Working with teams to analyze processes and come up with a more efficient way to deliver value to customers brought great improvements to Solihull Metropolitan Borough Council. Because the review and improvement of processes happens organically at the council, priorities change every year. Right now they are, for example, focused on children’s services.

The approach that Solihull adopts is increasingly based on value streams.
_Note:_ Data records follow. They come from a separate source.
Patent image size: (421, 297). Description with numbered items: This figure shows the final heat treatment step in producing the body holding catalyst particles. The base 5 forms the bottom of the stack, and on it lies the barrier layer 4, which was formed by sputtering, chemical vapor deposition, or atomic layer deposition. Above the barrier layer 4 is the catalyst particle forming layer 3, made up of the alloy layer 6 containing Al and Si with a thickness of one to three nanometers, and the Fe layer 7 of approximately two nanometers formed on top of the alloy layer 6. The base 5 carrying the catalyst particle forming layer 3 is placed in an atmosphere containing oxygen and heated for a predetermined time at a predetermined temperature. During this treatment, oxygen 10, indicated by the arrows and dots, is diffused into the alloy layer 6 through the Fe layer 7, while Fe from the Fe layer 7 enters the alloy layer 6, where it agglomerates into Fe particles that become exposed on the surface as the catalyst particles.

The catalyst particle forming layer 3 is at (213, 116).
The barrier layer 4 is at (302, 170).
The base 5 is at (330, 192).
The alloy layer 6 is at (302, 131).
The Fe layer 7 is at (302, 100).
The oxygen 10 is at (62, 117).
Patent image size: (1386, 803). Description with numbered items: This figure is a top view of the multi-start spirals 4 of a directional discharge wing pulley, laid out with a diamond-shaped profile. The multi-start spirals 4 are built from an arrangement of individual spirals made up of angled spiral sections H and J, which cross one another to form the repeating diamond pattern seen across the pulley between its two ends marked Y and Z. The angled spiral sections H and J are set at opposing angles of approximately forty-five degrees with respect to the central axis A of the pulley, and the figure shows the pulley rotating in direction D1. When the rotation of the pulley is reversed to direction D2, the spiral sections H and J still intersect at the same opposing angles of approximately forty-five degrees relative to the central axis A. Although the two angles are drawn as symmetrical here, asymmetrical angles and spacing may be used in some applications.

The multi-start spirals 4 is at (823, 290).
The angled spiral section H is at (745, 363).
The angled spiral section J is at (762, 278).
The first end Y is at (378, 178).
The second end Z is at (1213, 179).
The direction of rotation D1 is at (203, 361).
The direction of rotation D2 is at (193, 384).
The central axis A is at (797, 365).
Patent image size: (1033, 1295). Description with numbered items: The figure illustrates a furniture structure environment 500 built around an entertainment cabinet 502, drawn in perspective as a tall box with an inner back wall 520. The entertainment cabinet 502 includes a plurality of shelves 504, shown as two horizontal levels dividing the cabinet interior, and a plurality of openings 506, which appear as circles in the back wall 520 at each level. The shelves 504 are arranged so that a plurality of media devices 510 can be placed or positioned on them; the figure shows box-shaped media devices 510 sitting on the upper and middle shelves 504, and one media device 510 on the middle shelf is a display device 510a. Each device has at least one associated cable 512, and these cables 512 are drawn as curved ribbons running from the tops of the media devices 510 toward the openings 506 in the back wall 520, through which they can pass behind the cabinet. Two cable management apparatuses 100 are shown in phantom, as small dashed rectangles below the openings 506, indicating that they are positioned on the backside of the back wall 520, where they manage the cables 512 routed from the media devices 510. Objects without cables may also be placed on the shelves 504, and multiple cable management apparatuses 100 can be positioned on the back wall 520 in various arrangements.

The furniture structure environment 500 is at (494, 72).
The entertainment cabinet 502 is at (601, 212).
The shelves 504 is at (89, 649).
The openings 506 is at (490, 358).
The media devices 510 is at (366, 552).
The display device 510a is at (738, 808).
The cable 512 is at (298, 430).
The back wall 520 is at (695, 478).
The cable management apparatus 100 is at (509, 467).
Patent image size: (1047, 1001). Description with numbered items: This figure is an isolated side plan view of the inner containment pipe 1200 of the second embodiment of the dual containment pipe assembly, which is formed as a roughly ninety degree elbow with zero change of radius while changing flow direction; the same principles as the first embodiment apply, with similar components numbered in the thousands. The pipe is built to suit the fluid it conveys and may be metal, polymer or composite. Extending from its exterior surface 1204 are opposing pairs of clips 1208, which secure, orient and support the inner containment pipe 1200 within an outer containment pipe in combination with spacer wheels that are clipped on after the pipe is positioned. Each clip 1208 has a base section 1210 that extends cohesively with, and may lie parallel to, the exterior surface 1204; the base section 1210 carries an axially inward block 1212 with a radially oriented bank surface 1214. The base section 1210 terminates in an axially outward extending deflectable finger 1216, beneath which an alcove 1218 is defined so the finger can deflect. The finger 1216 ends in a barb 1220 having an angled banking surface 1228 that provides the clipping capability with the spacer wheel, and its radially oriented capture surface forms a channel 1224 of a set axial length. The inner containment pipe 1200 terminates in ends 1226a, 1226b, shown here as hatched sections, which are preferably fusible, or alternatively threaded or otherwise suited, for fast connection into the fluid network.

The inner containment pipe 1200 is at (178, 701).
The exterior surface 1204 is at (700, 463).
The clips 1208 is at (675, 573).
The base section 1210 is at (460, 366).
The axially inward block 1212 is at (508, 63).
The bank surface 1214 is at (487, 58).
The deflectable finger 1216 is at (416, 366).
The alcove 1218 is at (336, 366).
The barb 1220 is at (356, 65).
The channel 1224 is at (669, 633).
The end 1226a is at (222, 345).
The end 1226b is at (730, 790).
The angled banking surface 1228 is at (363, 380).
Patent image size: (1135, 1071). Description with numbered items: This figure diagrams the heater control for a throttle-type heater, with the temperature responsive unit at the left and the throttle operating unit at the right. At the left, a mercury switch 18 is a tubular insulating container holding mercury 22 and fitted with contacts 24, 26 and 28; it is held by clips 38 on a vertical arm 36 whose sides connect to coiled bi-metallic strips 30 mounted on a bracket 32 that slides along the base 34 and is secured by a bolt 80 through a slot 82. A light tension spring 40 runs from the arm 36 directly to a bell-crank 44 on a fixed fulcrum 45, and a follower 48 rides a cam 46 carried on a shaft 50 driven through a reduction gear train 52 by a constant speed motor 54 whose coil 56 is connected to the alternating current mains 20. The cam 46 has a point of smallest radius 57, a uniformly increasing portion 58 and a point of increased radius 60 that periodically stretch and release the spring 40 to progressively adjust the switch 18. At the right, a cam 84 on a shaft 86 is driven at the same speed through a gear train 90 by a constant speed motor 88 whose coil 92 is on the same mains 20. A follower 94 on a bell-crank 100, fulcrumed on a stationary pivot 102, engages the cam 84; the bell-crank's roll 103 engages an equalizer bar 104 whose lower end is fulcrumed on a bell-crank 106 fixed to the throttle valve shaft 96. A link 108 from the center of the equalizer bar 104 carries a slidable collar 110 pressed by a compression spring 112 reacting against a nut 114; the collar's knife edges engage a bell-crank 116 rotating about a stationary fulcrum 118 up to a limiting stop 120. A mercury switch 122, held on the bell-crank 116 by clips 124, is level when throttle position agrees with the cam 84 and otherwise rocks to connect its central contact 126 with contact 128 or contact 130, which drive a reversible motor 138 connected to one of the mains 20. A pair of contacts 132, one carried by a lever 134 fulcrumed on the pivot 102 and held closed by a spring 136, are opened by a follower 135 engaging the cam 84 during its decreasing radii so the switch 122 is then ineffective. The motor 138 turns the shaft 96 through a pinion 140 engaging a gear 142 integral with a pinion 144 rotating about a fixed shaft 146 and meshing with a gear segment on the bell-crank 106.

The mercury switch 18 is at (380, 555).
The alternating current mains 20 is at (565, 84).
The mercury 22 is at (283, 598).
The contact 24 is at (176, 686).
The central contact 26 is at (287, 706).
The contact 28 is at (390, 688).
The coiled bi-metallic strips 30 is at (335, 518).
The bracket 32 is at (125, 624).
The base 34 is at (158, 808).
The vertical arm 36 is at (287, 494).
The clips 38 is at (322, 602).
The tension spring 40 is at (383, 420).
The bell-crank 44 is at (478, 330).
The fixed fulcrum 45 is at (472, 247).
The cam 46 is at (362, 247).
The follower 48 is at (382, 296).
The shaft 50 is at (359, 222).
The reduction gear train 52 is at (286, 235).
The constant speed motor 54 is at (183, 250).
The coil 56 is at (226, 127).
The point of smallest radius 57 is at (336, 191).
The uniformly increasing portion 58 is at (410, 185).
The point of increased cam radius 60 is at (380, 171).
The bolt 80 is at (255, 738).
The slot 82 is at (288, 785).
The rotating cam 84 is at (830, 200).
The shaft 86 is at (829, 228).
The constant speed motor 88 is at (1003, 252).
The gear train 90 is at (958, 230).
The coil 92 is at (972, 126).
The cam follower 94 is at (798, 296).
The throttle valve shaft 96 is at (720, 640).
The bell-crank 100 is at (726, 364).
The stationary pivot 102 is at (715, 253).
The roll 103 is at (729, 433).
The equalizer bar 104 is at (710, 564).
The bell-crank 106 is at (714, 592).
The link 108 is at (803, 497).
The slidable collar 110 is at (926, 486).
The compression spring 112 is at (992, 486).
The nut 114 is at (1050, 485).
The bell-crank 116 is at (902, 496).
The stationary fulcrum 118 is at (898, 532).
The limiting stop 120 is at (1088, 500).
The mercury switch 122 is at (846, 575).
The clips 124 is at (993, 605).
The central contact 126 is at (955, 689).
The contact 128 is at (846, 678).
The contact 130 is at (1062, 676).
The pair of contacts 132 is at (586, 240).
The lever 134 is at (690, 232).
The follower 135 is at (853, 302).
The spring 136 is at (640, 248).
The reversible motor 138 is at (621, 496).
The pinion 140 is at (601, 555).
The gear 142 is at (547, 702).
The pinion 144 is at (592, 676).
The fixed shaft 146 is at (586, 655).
One of them is “early help” (which is based on the assumption that intervening in an individual’s life at the earliest possible stage can prevent problems, and therefore service requirements, in the long term), another is the employee journey at the council, from the time they are recruited onwards.

Work is also under way in the service area of the business, specifically in contracting and commissioning, which of course spans several departments within the organization.

Solihull’s way to deliver improvement has become more holistic over time, as demonstrated, for example,by the successful experiments that were carried out while redesigning pathways for adult social care.

In 2003 the UK government introduced the so-called Section 5, a provision requiring social services authorities to make payments in cases where the discharge of patients is delayed for reasons related to the provision of services.

In other words, if a bed is kept occupied for a certain period of time after a patient can be discharged for reasons related to the local authority underperforming, it will be up to that local authority to fork out the money.

It’s easy to imagine why tackling this problem became a priority for the council: finding people a place to stay after they leave the hospital can take a long time, and nobody wants to spend money if they don’t have to.

Refreshingly, Solihull’s response to the issue was to sit down with the local hospital.

Silcock said: “It really is all about flow… or lack of flow in this case. We looked at the patient pathway together with the hospital, trying to figure out what was getting in the way. We agreed on getting the social worker to talk to the nurses to get discharged people out as soon as possible. The new process we put in place created a completely different experience for the customer and for the staff, who started to feel more in control.”

Come to think of it, it is likely that the hospital itself was quite pleased with this newly-acquired ability to free up beds more quickly. And why wouldn’t it? Free beds are one of the number one problems for hospitals the world over.

Another interesting piece of work that the council contributed to is the regeneration of North Solihull, a deprived area that in the past few years has seen the construction of new village centers (local amenities) and investment towards schools, employment opportunities, etc.

People in different areas have different needs, and this is reflected in the work performed by the local authority across the council. The role of government is to manage growth in areas like North Solihull, and lean has helped greatly in this sense.

Silcock said: “To give an example, contact service is based in the north, where people are more in need and the majority of the clients of adult care live. We have transferred some services over there and used lean to look at what could stay and what had to be transferred. At the end of the day, it’s about getting the right people in the right place.”

solihull way lean


VISIBLE LEADERSHIP

It’s not a secret that getting management involved is fundamental if lean is to succeed.

Solihull has devised a way for the leadership team to take an active role in the implementation of lean and the search for continuous improvements: the “teachable point of view”.

Leaders at Solihull are encouraged to go out in the organization and talk about the Solihull Way in their own experience, by telling what it means to them through their own stories. “We all need to learn a different way of leading, where leaders are teachers,” confirmed Mayhew.

The overarching goal of Solihull MBC is improving its services to change the lives of citizens. This is echoed by the words of CEO Mark Rogers: “Lean suits Solihull because it focuses on customer value, which fits perfectly with our philosophy of putting lives before services. A cultural benefit of the approach has been the slow but sure development of the organization’s understanding of putting our customers first.”